De la Torre’s journey, as he described it Sept. 12 in the IDB’s Annual Development Lecture, began when he was a master’s and doctoral student at the University of Notre Dame in the 1980s and the ideas of German economist Rüdiger “Rudi” Dornbusch on “open economy macroeconomics” were in vogue. These ideas emphasized the importance of demand in an open economy in which a nation traded in goods and assets with the rest of the world. Aggregate domestic demand; i.e., investment and consumption, were what mattered most. It provided the guidepost as economists wrestled with questions about inflation, exchange rates, and the tensions between trying to achieve full employment and a balance of payments that was sustainable. Supply, meanwhile, was very much in the background.
Then a revolution in economics occurred as the ideas of Robert Lucas, an American economist at the University of Chicago, came to the fore. These underscored long-term economic growth as the most important thing for a society. Macroeconomics turned into growth theory and the focus was on supply: i.e., the capacity of the economy to produce more and better goods and services over time. Suddenly macroeconomists were interested in productivity, its inputs and how the production process works. These included considerations like innovation, institutions, human capital, and the way to make the production most efficient through effective resource allocation. Moreover, macro models explicitly rested on “micro-foundations,” which eased the way for deep micro-level studies into entrepreneurship and the way firms made decisions as crucial components of growth.
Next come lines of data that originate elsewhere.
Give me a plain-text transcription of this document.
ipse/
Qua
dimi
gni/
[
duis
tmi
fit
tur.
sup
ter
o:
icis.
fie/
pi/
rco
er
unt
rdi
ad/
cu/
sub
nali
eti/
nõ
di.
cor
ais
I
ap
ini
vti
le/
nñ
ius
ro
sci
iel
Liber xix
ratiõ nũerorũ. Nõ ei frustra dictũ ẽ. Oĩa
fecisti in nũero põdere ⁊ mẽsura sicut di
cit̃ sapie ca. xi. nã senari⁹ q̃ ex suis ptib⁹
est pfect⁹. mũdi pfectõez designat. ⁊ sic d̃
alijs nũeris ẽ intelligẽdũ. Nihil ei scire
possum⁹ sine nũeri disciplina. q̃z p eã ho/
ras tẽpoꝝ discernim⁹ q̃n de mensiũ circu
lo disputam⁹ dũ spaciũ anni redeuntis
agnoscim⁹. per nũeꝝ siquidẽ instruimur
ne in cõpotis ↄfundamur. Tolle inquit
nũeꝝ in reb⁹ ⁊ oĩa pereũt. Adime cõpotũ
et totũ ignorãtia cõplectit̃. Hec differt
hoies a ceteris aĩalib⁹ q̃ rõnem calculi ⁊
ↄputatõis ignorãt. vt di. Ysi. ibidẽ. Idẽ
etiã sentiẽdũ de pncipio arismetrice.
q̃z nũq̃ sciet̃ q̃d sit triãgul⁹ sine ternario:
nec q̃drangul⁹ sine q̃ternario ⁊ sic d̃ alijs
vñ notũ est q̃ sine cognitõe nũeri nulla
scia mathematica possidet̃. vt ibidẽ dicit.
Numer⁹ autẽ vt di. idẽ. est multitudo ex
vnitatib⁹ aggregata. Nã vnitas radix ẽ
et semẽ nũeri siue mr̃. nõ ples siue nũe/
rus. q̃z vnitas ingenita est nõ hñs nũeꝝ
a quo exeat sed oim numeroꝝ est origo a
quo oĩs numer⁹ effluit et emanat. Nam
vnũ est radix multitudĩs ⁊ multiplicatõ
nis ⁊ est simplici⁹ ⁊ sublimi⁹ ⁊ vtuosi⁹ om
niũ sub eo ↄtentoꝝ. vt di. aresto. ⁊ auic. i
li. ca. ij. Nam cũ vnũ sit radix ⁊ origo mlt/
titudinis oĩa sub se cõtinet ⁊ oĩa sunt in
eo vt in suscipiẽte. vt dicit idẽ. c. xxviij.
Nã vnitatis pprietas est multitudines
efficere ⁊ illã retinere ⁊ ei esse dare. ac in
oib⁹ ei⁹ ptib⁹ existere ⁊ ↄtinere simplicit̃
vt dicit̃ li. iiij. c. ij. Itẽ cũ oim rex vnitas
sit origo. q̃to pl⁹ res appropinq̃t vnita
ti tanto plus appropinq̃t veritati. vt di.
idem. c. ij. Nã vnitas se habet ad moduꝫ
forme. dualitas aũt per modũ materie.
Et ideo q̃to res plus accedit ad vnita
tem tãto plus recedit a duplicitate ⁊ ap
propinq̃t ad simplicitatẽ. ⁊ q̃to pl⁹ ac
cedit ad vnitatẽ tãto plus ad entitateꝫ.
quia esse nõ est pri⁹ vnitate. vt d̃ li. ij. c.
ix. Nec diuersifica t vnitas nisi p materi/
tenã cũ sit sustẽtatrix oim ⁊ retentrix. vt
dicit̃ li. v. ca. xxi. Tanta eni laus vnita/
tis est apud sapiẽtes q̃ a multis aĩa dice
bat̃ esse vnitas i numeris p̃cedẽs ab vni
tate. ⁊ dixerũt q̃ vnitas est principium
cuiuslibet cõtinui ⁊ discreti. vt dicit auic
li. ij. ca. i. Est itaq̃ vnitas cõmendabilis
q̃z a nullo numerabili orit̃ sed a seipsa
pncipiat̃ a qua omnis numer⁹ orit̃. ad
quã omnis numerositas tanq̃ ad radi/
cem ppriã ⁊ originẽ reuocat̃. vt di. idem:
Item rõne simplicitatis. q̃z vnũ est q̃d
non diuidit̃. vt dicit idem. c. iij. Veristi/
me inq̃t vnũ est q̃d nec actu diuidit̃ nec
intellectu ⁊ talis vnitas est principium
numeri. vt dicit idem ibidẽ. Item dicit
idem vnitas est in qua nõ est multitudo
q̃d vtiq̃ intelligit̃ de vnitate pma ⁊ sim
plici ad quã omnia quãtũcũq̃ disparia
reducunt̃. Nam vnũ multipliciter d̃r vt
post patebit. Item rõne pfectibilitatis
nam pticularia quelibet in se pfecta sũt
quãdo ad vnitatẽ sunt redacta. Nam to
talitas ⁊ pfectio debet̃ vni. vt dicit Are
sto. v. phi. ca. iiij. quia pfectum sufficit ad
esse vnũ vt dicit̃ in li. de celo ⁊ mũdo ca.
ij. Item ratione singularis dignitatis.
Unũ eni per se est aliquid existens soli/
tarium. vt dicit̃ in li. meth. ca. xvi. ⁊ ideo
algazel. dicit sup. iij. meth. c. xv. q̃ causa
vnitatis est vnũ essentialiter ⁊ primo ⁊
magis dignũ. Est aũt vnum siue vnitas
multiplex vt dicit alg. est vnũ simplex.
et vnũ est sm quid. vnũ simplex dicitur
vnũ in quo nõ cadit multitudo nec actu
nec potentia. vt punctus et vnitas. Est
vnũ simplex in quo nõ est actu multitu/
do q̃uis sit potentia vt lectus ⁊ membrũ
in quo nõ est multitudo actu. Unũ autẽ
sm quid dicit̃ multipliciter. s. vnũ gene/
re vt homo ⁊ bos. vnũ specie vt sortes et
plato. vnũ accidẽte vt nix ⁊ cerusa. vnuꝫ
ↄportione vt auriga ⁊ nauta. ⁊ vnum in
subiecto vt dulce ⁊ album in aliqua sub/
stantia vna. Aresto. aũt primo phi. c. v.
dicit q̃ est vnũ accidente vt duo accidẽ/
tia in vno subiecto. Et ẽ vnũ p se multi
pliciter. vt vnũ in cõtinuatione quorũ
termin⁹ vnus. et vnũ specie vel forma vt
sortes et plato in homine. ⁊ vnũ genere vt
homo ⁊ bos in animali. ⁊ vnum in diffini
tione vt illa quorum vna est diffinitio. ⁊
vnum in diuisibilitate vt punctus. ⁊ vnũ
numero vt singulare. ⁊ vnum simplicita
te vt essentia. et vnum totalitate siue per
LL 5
The turn of the wheel seems to have come, especially in Latin America and the Caribbean, partly as a result of the commodity boom of the 2000s. With prices for the exports of the region’s minerals, oil and farm products soaring, the region became richer. Tens of millions of millions of people were lifted out of poverty and living standards rose for millions more. With that massive stimulation of demand, economists once again began to focus on demand-side considerations, examining not only the links between demand and exchange rates, inflation, and fiscal spending, but also between demand and longer-term growth. Moreover, as discussed in the IDB’s landmark study Saving for Development: How Latin America and the Caribbean Can Save More and Better, they began to look at the problem of savings, which as the flip side of consumption, is a demand-side issue. Why was the region, for all its added wealth, not saving enough? What did this mean for investment over the long term? And how did it affect the possibilities for long-term economic stability and growth, especially if the region was going to have to continue attracting investment from abroad rather than generating it from within? This did not mean that supply-side issues had disappeared. Far from it. Rather, demand, and especially the importance of saving, had become important components; the wheel had come full circle; and a new fusion of demand and supply analysis had become crucial in thinking about not just macro fluctuations but also growth and development.